Minggu, 31 Maret 2013

You have Crohn 's-now what?

Have experienced severe cramps in your abdomen, blood in your stool, diarrhea and weight loss. Did you go to see your GP who could not figure out what the problem was so sent you a GI. After a battery of tests, CT scans, blood tests, colonoscopy, etc, the GI tells you that you have a form of inflammatory bowel disease called Crohn’s disease.

Crohn s what? The fear that you felt before was normal, your brain will move at about 100 miles an hour trying to put together everything that your doctor has just told you. Fear is common the first …I mean, a doctor just told you that you have a disease that there is no cure for. The bad news … you’ll probably be dealing with this the rest of your life. The good news … really isn’t so bad, you’re not going to die or anything!

So, now that we are beyond that part of fear and anxiety, lets try to make some sense of this Crohn’s disease. Overall, it feels like shit. You can lose weight, you may be tired all the time due to anemia, whenever you eat you find yourself having to use the bathroom immediately. All in all, things just flat out suck for you now. Most likely I’m on some medicines like Asacol, Pentasa, sulfasalazine and maybe even a corticosteroid such as Prednisone. If you’ve just started one or a combination of these drugs may be a couple of days before you realize that the benefits of them. The good news is that it will help, and you should see an ease in your early symptoms.

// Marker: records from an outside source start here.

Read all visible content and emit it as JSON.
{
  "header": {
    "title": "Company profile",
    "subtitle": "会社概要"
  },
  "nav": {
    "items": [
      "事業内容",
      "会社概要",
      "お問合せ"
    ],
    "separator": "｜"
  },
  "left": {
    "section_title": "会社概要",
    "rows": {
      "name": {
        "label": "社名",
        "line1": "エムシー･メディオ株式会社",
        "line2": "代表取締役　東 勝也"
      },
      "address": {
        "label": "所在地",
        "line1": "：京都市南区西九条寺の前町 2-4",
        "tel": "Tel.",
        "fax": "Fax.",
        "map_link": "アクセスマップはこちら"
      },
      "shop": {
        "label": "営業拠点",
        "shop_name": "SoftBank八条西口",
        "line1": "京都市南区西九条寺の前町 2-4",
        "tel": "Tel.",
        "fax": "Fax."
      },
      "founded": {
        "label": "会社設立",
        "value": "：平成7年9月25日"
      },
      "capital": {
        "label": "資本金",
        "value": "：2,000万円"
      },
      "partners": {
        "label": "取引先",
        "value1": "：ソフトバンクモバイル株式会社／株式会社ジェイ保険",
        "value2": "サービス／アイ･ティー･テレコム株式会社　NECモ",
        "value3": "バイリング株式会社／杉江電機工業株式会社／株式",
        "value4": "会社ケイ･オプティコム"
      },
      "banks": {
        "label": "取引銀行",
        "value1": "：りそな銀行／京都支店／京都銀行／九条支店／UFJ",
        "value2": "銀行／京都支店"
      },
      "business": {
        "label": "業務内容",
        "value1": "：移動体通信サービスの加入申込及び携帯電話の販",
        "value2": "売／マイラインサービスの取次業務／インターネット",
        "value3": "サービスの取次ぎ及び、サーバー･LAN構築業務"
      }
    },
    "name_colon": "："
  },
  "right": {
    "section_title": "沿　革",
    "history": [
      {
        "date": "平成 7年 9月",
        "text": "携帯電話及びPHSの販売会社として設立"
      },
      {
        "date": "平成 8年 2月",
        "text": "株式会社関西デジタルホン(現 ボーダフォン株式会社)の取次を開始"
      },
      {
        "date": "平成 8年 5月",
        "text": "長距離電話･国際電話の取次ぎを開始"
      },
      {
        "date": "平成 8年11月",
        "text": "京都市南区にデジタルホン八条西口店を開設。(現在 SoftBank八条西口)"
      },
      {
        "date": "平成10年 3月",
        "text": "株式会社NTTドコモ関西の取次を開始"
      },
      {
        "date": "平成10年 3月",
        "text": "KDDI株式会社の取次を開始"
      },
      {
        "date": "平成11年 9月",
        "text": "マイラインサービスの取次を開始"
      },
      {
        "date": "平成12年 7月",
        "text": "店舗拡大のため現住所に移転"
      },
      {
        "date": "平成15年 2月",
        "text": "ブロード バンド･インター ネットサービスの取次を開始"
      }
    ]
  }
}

But what is the future? Life is going to be like this from now on? The pain will stop ever? Ever feel “normal” again? First off the future isn’t so bad … at least now you know what is wrong with you and you are being treated for it. More good news, many with experience long periods of remission in Crohn’s disease when symptoms disappear and life returns to the way that we knew before, but Crohn’s having to take medicine every day. It is not uncommon to get a couple of years in remission without an acute exacerbation of symptoms.

Once you’re in remission it is important to do a few things. Number one does not stop taking your meds!! Whatever you do is the most important thing that you continue taking all those meds all the time. These medicinal products are what you’ve achieved in remission and what keep in remission. If you stop, or often forget, then you can forget the forgiveness too. Secondly, at the first sign of a flare contact your GI. Let he or she know the symptoms you are experiencing and let them decide what should be the best course of action. Leaving the symptoms go too long without contacting your GI can result in a much more serious and flare you could bring to the operating room.

Worst case scenario in all this is that you end up having to have surgery to have parts of the small intestine or colon removed. Although surgery is serious and has a number of potential complications, you won’t have a choice. Surgery is a last resort. When there is no more meds or doctors can do for you and your body is at risk the doctor recommended surgery. Although scary, the result is usually positive and can lead to many years of symptom-free remission.